I start from these figures posted by @mark.E

  • 60K known words.
  • 600 hours of listening.
  • 3 million words read.
    Known words/Words read.
    You can target million of words read or number of known words as you prefer. I believe those two numbers are connected in the long run.

Based on the non-scientific whatever experience on hard learners here on LingQ, more or less it seems we have the same numbers for specific languages.

You might take the new Advanced 2 numbers of known words for a specific language that LingQ has and add 10k-15k more. (this is my opinion to be conservative).

For example, in German, 55k-60k known words should provide 95% reading comprehension (based on individual statistics old time users have with this language). As I’m a bit more conservative I go for 65k.

You probably would reach the same target with 4.5/5.5 millions words read. I don’t count on this number because I don’t want to think about all the time LingQ doesn’t count well and adjust it manually. But it’s a choice. At the end of the day, if I need 5 millions or 6 millions it doesn’t make a big difference. I just need to do a lot of work!

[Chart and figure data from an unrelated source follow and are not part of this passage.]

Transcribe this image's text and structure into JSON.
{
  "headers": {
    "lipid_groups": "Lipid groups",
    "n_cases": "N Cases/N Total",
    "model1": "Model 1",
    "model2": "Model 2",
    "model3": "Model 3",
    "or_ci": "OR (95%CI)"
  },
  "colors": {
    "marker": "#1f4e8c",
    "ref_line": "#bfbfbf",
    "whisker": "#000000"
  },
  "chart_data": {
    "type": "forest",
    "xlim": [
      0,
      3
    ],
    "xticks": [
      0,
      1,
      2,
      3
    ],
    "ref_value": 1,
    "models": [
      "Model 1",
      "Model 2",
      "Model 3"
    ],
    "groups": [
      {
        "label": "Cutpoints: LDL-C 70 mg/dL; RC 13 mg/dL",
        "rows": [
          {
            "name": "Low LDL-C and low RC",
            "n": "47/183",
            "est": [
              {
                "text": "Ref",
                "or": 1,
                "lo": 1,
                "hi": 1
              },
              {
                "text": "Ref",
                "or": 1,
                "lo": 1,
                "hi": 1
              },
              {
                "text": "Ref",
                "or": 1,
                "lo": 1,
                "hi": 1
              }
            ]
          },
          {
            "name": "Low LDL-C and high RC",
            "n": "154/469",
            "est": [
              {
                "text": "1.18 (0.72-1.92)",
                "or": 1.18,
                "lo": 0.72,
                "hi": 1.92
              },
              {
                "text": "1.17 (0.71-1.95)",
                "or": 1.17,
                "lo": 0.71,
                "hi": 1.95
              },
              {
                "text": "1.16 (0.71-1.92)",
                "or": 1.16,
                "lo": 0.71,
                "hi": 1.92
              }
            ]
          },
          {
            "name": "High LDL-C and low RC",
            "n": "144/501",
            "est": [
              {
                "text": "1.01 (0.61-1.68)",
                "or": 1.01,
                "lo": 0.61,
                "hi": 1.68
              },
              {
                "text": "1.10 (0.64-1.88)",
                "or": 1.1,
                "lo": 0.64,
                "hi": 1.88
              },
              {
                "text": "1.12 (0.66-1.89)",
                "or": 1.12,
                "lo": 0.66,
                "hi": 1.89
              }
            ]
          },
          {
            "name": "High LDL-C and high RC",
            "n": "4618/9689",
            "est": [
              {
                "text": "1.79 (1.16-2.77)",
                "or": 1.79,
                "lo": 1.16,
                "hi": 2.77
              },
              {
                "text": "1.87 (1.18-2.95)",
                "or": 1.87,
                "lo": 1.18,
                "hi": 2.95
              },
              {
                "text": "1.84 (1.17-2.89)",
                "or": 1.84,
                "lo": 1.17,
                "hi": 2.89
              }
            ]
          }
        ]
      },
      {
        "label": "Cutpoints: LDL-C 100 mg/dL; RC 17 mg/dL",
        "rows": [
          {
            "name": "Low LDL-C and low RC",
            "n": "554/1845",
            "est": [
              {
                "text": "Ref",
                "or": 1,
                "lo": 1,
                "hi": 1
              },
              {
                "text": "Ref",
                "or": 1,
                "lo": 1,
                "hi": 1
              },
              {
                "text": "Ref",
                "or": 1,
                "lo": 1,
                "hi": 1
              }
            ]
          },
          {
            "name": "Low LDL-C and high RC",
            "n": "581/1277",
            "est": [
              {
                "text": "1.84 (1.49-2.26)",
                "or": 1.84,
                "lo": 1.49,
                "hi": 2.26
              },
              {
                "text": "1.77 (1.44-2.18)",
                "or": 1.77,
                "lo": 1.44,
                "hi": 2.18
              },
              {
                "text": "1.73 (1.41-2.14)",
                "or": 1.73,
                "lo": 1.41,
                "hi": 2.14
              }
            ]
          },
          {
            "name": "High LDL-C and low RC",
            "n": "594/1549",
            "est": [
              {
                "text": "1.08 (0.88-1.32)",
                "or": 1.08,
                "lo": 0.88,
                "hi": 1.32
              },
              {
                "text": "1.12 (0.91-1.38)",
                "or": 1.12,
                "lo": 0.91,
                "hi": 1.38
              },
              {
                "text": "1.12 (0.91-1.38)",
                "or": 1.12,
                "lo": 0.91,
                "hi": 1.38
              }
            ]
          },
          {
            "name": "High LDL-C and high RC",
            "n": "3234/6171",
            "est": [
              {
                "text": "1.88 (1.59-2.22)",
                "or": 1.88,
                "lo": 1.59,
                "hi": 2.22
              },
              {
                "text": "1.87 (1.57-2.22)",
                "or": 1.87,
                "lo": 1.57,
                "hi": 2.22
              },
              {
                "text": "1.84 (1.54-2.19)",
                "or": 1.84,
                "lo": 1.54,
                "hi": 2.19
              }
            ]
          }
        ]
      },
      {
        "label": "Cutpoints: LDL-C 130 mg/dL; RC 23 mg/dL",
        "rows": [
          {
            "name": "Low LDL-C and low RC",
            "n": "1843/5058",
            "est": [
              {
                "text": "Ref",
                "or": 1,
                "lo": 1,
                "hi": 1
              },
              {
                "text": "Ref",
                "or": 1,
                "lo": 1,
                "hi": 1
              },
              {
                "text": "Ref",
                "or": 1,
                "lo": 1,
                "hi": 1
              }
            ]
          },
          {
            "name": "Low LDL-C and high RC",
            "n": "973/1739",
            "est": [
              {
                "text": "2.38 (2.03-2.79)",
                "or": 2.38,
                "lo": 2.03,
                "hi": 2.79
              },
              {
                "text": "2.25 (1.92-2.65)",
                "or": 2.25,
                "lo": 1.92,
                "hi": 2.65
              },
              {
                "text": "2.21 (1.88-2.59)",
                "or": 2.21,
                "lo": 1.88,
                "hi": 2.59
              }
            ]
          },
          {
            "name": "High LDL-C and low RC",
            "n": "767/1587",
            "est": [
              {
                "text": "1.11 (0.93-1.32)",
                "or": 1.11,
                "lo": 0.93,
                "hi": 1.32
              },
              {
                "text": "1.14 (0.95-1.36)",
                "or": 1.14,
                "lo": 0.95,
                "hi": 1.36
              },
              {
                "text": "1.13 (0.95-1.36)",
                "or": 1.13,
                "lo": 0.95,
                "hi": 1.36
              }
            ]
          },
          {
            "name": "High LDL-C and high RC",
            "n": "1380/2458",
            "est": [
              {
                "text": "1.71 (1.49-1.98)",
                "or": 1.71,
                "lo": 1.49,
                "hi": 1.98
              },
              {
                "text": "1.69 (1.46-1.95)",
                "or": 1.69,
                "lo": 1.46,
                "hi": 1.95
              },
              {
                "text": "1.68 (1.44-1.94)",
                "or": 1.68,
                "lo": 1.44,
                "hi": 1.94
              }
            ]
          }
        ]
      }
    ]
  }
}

You can target one or the other, it seems more or less you are going to reach similar results. For example, if you count words read and I count known words, for the same language, we would reach probably the same level of passive vocabulary knowledge with one number or the other.

Listening hours.
Now, it’s true that @xxdb agrees with those listening hours so I would consider it as a great reference to aim. Although, he has a tendency to listening from the start that would require more listening hours than having already a big passive vocabulary. But he also uses flashcards to boost his initial period so things could match.

I’m sure about one thing though, once you have increased your vocabulary, listening become easier. But different languages might require different strategies. So with some language it seems it would be better to start as soon as you can, with others you can work on more vocabulary first and you’ll be faster if you start afterwards.

Listening is a different beast because you can use TTS here with reading and then switch to many different stuff online. Others are more expert on listening than I am as I always improved this in the target country.

Besides writing and speaking, I think you can have already a good “reference” to understand when you could be comfortable with one language before going to the next one.

In my opinion, when you reach C1/C2 and you are comfortable with the language, you can switch to another one.